Adenotonsillectomy has minimal benefit in pediatric OSA: JAMA Study
Sweden: Adenotonsillectomy (ATE) touted as the primary treatment for pediatric obstructive sleep apnea (OSA) was shown to be of minimal benefit in young children with mild or moderate OSA in comparison to watchful waiting, in a recent study. According to the study, published in the journal JAMA Otolaryngology-Head & Neck Surgery, there were only small differences obstructive apnea-hypopnea index (OAHI). There were however large improvements in quality of life after ATE.
"Children with moderate OSA should be considered for early ATE, while children with mild OSA and mild effect on the quality of life may benefit from a period of watchful waiting," wrote the authors.
Johan Fehrm, Department of Otorhinolaryngology, Karolinska University Hospital, Stockholm, Sweden, and colleagues determined whether ATE is more effective than watchful waiting for the treatment of otherwise healthy children with mild to moderate OSA.

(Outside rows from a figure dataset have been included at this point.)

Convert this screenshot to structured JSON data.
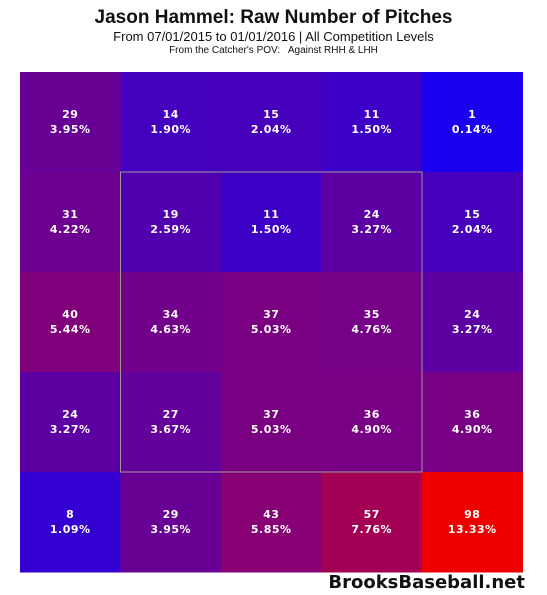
{
  "header": {
    "title": "Jason Hammel: Raw Number of Pitches",
    "subtitle": "From 07/01/2015 to 01/01/2016 | All Competition Levels",
    "pov": "From the Catcher's POV:   Against RHH & LHH"
  },
  "watermark": "BrooksBaseball.net",
  "chart_data": {
    "type": "heatmap",
    "title": "Jason Hammel: Raw Number of Pitches",
    "rows": 5,
    "cols": 5,
    "counts": [
      [
        29,
        14,
        15,
        11,
        1
      ],
      [
        31,
        19,
        11,
        24,
        15
      ],
      [
        40,
        34,
        37,
        35,
        24
      ],
      [
        24,
        27,
        37,
        36,
        36
      ],
      [
        8,
        29,
        43,
        57,
        98
      ]
    ],
    "percents": [
      [
        "3.95%",
        "1.90%",
        "2.04%",
        "1.50%",
        "0.14%"
      ],
      [
        "4.22%",
        "2.59%",
        "1.50%",
        "3.27%",
        "2.04%"
      ],
      [
        "5.44%",
        "4.63%",
        "5.03%",
        "4.76%",
        "3.27%"
      ],
      [
        "3.27%",
        "3.67%",
        "5.03%",
        "4.90%",
        "4.90%"
      ],
      [
        "1.09%",
        "3.95%",
        "5.85%",
        "7.76%",
        "13.33%"
      ]
    ],
    "strike_zone": {
      "rows": [
        1,
        3
      ],
      "cols": [
        1,
        3
      ]
    },
    "color_low": "#1a00ee",
    "color_high": "#ee0000"
  }
}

This randomized clinical trial was conducted from December 2014 to December 2017 at the Otorhinolaryngology Department of the Karolinska University Hospital, Stockholm, Sweden. It involved a total of 60 children (2-4 years of age) with an obstructive apnea–hypopnea index (OAHI) score of 2 or greater and less than 10, were randomized to ATE (n = 29) or watchful waiting (n = 31). A total of 53 participants (88%; ATE, n = 25; watchful waiting, n = 28) completed the study.
The primary outcome was the difference between the groups in mean OAHI score change.
Key findings of the study include:
- Of the 60 included children, 34 (57%) were boys and the mean (SD) age at first polysomnography was 38 (9) months.
- Both groups had a decrease in mean OAHI score, and the difference in mean OAHI score change between the groups was small (−1.0), in favor of ATE.
- However, there were large differences between the groups in favor of ATE regarding the OSA–18 questionnaire (eg, total OSA–18 score).
- Also, a subgroup analysis of 24 children with moderate OSA (OAHI ≥5 and <10) showed a meaningful difference in mean OAHI score change between the groups in favor of ATE (−3.1).
- Of 28 children, 10 (36%) in the watchful waiting group received ATE after the follow-up, and 7 of these had moderate OSA at baseline.
"This randomized clinical trial found only small differences between the groups regarding changes in OAHI, but further studies are needed. However, there were large improvements in quality of life after ATE," wrote the authors.
"These results suggest that otherwise healthy children with mild OSA and mild effect on quality of life may benefit from watchful waiting, while children with moderate OSA should be considered for ATE," they concluded.
The study, "Effectiveness of Adenotonsillectomy vs Watchful Waiting in Young Children With Mild to Moderate Obstructive Sleep Apnea: A Randomized Clinical Trial," is published in the journal JAMA Otolaryngology-Head & Neck Surgery.